Rok temu Komisja Europejska zleciła byłemu szefowi Europejskiego Banku Centralnego i premierowi Włoch, Mario Draghiemu, przygotowanie raportu na temat tego, jak Unia Europejska powinna zachować konkurencyjność swojej gospodarki podczas zielonej transformacji i cyfryzacji w obliczu narastających napięć na świecie. W pierwszej części raportu, liczącego około 400 stron, Draghi podkreśla, że UE potrzebuje dodatkowych inwestycji w wysokości 750-800 mld EUR (829-884 mld USD) rocznie, co stanowi około 5 proc. PKB – znacznie więcej niż 1-2 proc. PKB przeznaczonych na Plan Marshalla po II wojnie światowej.
Raport Draghiego wskazuje, że chociaż kraje UE zaczęły już dostosowywać się do nowych warunków, ich działania są mało skuteczne z powodu braku współpracy. Zróżnicowane poziomy subsydiów w poszczególnych państwach zakłócają funkcjonowanie jednolitego rynku, a brak jedności ogranicza możliwości konkurowania na arenie międzynarodowej. Dodatkowo proces podejmowania decyzji w UE jest zbyt skomplikowany i powolny.
„UE musi skupić się na najważniejszych kwestiach, skutecznie koordynować swoje działania wokół wspólnych celów i wykorzystać istniejące procedury zarządzania w taki sposób, aby umożliwić państwom członkowskim szybsze działanie, jeśli tego chcą” – czytamy w raporcie.
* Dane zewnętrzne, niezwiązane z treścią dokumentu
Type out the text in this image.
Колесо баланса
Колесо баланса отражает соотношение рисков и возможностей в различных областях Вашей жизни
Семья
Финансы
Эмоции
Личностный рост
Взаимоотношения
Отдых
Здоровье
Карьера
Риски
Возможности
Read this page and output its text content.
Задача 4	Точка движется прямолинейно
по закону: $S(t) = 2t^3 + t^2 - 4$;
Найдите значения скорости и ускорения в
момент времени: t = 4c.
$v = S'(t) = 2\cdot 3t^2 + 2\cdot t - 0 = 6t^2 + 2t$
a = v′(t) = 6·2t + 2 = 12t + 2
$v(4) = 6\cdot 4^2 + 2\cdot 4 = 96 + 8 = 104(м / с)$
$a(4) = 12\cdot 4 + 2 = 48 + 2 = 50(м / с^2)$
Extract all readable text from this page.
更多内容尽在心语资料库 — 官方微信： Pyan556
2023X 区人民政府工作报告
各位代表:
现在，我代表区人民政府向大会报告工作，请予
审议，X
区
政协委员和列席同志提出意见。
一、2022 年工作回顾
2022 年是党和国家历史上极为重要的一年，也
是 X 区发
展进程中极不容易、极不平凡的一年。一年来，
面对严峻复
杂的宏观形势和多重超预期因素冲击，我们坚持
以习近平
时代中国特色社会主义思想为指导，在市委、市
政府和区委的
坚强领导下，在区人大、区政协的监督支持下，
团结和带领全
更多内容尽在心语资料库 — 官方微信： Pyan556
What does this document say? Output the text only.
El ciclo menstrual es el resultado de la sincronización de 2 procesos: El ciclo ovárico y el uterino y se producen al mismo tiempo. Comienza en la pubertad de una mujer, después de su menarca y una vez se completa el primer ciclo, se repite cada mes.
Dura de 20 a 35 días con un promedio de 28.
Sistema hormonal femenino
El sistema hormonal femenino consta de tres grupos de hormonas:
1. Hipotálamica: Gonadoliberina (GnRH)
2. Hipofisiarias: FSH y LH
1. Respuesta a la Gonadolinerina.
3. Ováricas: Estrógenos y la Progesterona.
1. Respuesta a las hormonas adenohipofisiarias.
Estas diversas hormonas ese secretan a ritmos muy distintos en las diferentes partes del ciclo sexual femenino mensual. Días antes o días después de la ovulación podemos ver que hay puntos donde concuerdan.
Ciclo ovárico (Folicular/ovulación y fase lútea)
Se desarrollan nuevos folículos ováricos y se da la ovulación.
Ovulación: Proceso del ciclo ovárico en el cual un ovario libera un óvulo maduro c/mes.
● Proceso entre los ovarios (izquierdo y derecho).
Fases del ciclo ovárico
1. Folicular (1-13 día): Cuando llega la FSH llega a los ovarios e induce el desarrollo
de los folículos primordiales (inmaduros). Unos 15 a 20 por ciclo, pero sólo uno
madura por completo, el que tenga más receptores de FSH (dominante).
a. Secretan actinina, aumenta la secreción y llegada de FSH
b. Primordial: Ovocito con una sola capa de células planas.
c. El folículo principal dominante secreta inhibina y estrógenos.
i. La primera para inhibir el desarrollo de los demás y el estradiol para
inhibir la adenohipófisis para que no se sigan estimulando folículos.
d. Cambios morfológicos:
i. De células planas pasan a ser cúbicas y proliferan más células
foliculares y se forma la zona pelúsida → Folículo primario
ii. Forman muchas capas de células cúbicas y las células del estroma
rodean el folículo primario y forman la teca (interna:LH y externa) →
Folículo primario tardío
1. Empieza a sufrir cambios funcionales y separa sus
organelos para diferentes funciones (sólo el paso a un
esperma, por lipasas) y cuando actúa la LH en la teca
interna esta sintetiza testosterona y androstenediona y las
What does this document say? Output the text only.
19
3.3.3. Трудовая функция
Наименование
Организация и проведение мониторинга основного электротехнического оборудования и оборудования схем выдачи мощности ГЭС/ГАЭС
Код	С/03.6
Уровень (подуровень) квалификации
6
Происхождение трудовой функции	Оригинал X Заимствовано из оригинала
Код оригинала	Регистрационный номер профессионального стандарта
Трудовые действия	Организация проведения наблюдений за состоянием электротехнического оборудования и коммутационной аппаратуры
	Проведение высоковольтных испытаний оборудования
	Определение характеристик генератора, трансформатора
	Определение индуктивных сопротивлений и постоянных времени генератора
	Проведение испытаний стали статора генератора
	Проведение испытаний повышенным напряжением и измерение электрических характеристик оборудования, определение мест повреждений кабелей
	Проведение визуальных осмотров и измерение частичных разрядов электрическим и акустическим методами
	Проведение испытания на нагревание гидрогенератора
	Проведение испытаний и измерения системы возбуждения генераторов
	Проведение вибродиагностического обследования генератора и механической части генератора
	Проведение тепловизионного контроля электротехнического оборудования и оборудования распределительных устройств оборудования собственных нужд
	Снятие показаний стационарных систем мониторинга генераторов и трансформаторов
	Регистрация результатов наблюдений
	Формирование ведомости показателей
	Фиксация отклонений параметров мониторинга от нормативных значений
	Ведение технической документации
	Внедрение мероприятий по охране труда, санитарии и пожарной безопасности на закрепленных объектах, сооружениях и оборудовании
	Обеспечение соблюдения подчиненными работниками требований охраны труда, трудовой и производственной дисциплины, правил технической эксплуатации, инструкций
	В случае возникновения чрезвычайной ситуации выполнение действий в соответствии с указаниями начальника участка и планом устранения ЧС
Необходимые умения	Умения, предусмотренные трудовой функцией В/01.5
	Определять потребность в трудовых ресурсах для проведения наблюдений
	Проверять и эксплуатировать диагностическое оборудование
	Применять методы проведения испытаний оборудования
Wzrost gospodarczy w UE przez 20 lat był wolniejszy niż w USA
W ciągu ostatnich 20 lat wzrost gospodarczy w UE był stale wolniejszy niż w Stanach Zjednoczonych, a Chiny szybko zbliżały się do unijnego poziomu. Główna przyczyna tej różnicy to niższa produktywność. Raport Draghiego został opublikowany w momencie, gdy pojawiają się obawy dotyczące modelu gospodarczego Niemiec, zwłaszcza że Volkswagen rozważa zamknięcie swoich pierwszych fabryk.
Draghi stwierdził, że UE boryka się z trudnościami wynikającymi z wyższych cen energii po utracie dostępu do taniego gazu rosyjskiego i nie może już polegać na otwartych rynkach zagranicznych. Były bankier centralny podkreślił, że unia musi zwiększyć innowacyjność, obniżyć ceny energii, kontynuować proces dekarbonizacji oraz zredukować swoje zależności, zwłaszcza od Chin w kwestii kluczowych surowców, a także zwiększyć inwestycje w obronność.